Directed by: Peter Billingsly; Runtime: 93 minutes
Grade: C-
Action-crime thrillers tend to throw in solutions to problems at the drop of a hat: a conveniently placed weapon, a getaway car, a stranger who can hide someone or something on short notice. This tends to be an infuriating but sometimes necessary thing to keep the suspense moving forward, and it doesn't hurt that the introduction of those devices adds a bit of surprise energy to their respective films, even if a little doubtfulness gets tossed in as well. Director Peter Billingsley -- yeah, that Peter Billingsley -- would probably prefer for his latest directorial effort, Term Life, to be remember for more than "rational thinking", perhaps for the father-daughter bond built between the main characters or the gray-area corruption of cops underneath the manhunt for them. The featureless execution of its more dramatic undertones redirects attention to the little things that this limited release (practically direct-to-video) flick intermittently does right, producing a forgettable cat-and-mouse thriller that at least prides itself in remembering to foreshadow.
Term Life stars Vince Vaughn as Nick Barrow, an Atlanta-based career criminal who doesn't actively do any of the criminal activity himself. He's an architect for heists, complex and elaborate ones that require precise timing and awareness of circumstances, to which he maps out and passes on to paying individuals. One of his jobs, despite going off without a hitch, lands him in hot water with a significant crime lord, who, naturally, discovers that Barrow has a daughter, Cate (Hailee Steinfeld), whom he gets to spend very little time with considering his profession. In her rebellious teenage stage and coping with an alcoholic mother, Cate finds herself whisked away by Barrow before the cartel's underlings can get to her first. While on the run and hiding, the father-daughter Barrow team run into difficulties identifying with one another, which they'll need to overcome if they're going to stay two steps ahead of both the criminals and the shady cops after them -- led by Bill Paxton's Detective Keenan -- until Nick lands on a solution.

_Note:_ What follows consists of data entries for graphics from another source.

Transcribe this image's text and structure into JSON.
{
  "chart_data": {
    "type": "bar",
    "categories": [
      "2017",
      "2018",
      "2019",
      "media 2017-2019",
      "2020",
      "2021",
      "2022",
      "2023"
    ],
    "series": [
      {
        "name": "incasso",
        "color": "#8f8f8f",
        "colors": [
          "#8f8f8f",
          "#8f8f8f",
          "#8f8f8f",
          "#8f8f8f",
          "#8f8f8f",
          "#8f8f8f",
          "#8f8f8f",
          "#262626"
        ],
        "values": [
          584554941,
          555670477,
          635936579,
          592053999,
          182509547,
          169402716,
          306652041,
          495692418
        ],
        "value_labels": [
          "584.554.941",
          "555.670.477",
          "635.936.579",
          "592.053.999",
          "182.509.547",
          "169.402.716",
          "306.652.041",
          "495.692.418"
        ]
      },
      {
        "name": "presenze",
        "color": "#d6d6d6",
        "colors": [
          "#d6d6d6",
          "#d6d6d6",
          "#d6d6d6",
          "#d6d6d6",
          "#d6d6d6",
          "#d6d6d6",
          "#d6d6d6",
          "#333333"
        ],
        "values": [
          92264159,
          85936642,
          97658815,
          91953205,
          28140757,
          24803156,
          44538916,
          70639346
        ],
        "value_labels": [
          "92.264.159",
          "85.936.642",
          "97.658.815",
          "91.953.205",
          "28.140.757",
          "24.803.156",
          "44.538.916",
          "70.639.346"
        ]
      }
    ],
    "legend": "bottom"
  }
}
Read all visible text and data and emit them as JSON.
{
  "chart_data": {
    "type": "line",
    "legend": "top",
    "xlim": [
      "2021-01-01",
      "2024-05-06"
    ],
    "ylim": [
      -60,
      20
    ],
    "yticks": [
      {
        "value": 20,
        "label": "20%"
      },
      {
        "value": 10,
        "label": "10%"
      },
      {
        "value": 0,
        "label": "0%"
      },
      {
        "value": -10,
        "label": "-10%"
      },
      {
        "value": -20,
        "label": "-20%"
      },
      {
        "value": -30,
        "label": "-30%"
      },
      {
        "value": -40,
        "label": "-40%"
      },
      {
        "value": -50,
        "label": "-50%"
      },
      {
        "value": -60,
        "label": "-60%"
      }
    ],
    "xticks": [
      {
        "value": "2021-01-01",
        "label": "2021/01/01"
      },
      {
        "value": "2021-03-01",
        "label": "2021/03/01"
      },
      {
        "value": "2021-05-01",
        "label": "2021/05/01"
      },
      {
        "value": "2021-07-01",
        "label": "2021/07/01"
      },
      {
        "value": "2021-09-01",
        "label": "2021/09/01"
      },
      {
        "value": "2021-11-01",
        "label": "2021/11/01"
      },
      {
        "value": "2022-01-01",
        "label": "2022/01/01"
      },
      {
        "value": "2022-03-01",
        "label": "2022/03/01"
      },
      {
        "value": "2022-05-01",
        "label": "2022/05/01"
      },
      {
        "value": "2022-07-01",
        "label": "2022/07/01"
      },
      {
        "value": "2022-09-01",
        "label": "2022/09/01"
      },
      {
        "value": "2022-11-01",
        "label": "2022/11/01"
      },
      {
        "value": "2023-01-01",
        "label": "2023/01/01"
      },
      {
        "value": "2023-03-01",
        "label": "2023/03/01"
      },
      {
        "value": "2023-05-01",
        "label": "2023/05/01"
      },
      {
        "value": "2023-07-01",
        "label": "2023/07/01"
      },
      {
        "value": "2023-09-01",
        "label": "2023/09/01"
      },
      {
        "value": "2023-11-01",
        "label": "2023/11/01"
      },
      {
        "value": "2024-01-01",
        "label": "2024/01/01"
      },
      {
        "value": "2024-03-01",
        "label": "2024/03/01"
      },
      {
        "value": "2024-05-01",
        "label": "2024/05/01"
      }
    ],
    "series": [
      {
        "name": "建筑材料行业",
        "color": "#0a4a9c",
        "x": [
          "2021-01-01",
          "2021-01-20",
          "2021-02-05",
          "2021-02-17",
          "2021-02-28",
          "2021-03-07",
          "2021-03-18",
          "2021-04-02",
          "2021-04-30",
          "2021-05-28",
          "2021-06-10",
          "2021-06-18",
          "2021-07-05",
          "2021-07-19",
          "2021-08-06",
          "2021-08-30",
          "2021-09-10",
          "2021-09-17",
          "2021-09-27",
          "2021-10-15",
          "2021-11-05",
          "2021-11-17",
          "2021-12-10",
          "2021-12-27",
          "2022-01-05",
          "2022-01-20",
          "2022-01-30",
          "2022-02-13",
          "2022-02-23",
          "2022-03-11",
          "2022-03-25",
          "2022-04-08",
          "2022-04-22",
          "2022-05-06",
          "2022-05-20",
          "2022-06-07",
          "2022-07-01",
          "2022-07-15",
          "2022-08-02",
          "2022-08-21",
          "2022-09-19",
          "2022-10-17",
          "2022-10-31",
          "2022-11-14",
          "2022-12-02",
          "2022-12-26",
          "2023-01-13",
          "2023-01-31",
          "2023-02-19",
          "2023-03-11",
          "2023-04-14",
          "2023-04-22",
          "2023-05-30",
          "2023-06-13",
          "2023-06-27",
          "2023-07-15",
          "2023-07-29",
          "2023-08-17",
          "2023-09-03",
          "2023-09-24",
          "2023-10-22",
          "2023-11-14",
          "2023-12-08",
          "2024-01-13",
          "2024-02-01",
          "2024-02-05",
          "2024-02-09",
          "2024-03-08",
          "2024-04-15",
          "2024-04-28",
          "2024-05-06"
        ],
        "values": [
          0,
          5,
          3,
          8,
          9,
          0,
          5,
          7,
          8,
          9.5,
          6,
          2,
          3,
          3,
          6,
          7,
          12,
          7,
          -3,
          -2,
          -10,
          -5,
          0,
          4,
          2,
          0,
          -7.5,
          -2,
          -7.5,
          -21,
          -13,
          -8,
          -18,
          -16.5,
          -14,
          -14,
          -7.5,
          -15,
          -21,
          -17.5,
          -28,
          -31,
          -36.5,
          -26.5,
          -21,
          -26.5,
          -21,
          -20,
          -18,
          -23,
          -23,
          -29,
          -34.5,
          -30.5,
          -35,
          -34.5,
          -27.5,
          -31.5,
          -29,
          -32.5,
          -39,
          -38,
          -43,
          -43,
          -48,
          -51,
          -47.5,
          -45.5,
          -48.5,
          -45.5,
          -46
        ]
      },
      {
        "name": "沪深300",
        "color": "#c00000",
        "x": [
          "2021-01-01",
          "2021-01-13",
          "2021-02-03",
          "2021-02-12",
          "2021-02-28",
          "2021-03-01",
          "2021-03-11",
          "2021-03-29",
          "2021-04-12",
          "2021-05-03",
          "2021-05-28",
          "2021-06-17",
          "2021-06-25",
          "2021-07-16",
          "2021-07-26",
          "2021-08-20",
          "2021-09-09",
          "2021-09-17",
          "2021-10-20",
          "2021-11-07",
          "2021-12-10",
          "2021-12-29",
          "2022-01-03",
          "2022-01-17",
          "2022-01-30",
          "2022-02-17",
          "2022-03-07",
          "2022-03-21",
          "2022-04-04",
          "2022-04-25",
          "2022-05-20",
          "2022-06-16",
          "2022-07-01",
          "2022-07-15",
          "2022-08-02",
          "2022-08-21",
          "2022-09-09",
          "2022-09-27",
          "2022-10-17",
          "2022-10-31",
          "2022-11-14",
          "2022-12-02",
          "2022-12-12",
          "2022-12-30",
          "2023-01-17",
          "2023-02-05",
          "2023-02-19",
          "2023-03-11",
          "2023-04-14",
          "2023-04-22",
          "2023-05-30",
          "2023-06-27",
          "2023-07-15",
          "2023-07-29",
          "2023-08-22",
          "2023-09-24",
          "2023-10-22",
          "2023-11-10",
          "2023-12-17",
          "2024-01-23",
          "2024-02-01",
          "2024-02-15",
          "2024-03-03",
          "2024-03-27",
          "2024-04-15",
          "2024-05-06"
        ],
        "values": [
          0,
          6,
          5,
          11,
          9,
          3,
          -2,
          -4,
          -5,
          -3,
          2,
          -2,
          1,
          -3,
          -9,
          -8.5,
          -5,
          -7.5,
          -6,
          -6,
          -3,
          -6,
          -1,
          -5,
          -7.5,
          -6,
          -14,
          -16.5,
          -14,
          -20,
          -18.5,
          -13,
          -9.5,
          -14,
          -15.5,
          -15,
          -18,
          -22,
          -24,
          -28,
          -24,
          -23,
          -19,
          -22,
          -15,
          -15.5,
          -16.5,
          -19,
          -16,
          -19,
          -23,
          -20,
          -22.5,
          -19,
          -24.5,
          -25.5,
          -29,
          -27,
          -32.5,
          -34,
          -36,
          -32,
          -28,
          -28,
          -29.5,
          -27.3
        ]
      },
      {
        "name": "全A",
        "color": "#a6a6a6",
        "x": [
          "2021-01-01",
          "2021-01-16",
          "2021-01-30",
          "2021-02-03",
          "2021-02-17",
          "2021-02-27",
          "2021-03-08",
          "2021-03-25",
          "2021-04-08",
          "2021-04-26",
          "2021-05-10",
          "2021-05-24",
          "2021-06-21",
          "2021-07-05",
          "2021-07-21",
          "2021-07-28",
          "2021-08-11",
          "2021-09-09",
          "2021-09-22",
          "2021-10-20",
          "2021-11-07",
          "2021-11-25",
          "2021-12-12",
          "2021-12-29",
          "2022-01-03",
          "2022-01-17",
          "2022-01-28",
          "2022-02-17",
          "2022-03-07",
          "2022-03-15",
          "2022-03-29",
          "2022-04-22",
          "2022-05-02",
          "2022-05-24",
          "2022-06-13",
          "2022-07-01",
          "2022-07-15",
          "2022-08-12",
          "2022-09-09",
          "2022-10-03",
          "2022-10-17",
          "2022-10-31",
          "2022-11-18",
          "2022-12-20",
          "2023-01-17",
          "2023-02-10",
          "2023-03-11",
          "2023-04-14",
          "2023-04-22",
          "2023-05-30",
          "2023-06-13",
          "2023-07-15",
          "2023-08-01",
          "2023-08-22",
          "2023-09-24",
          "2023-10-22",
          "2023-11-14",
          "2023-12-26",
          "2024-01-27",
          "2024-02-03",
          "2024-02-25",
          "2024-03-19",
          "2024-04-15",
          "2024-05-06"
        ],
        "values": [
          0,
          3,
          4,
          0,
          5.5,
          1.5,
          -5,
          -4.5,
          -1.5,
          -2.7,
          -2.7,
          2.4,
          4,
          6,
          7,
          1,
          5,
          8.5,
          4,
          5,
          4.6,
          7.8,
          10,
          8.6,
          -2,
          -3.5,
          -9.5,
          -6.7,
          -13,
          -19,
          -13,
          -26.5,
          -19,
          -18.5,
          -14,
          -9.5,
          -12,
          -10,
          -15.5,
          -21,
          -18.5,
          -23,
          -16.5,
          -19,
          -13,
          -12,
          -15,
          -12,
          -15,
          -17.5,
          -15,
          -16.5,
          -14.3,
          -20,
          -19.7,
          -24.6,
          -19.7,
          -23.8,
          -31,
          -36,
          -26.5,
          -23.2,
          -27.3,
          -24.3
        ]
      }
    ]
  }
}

Gruff narration from Nick Barrow and black-and-white flashbacks frame Term Life in mundane trappings of the crime-thriller genre. From conversations about heists conducted in very public spots to predicting red-light patterns and cellphones going off as convenient distractions, it's full of easy moving parts, driven by a low-key, almost introverted performance from Vince Vaughn as the heist architect. Sporting a distracting haircut that's humorously addressed early on in the film, Vaughn works alongside a surprisingly robust cast filling out the people whom Nick Barrow interacts with as he sinks deeper into hot water, from Jonathan Banks as Barrow's helpful mentor and Jon Favreau as a bizarre hoarder of an informant to Taraji P. Henson and Terrence Howard in cursory supporting roles. The validity of the cast props up its mundane thrills, put into motion by Vaughn in ways that would've benefitted from more of the gristle he brought to the second season of True Detective, where he's instead an unremarkable sympathetic criminal underneath the mop hairdo.
Once Cate enters the picture, Term Life refocuses its attention to the troubled relationship between an absent criminal father and his defiant, angry daughter, and that kills much of the film's momentum. The Barrows are on the run, sure, but their plan doesn't have them moving around very much, leaving other events happening outside their hiding -- the pressure placed on others by the vicious crime lord; the maneuvers of a corrupt batch of detectives -- to build the tension, which comes and goes. Instead, Vince Vaughn and Hailee Steinfeld engage in relationship-building that fits somewhere between the criminal daughter molding in Matchstick Men with the volatile guardianship of a minor in Leon: The Professional, with a dose of teenage angst thrown in for good measure. This might've worked had Vaughn and Steinfeld shared the right kind of chemistry, yet their evolution from a family at loggerheads to a tighter, understanding bond merely goes through the predictable motions amid clothing disputes, carnival rides, and Nick explaining to his daughter how to do what he does.
The framework of an engaging crime-drama exists underneath Term Life, including a batch of villains whose motivations tiptoe along the line of justifiable and conflicted immorality, none of whom make very many outright poor judgment calls. Director Billingsley combines that antagonist angle with a smart grasp on dropping clues as to how characters might get in and out of situations, whether it's directing attention to a potential weapon or introducing minor characters who do somewhat harebrained things for the people that ask. There's a noticeable amount of care here put into crossing Ts and dotting Is, igniting a few bursts of intelligent, modest bursts of action. Unfortunately, with the cluster of gunfights and car chases against the backdrop of Atlanta -- and cute nods to the town liberally thrown in for some flavor -- Term Life never puts those mechanical smarts to work in a way that'd craft a fresh take on this familiar story, lacking the personality or the vigor to better appreciate its due diligence to credibility.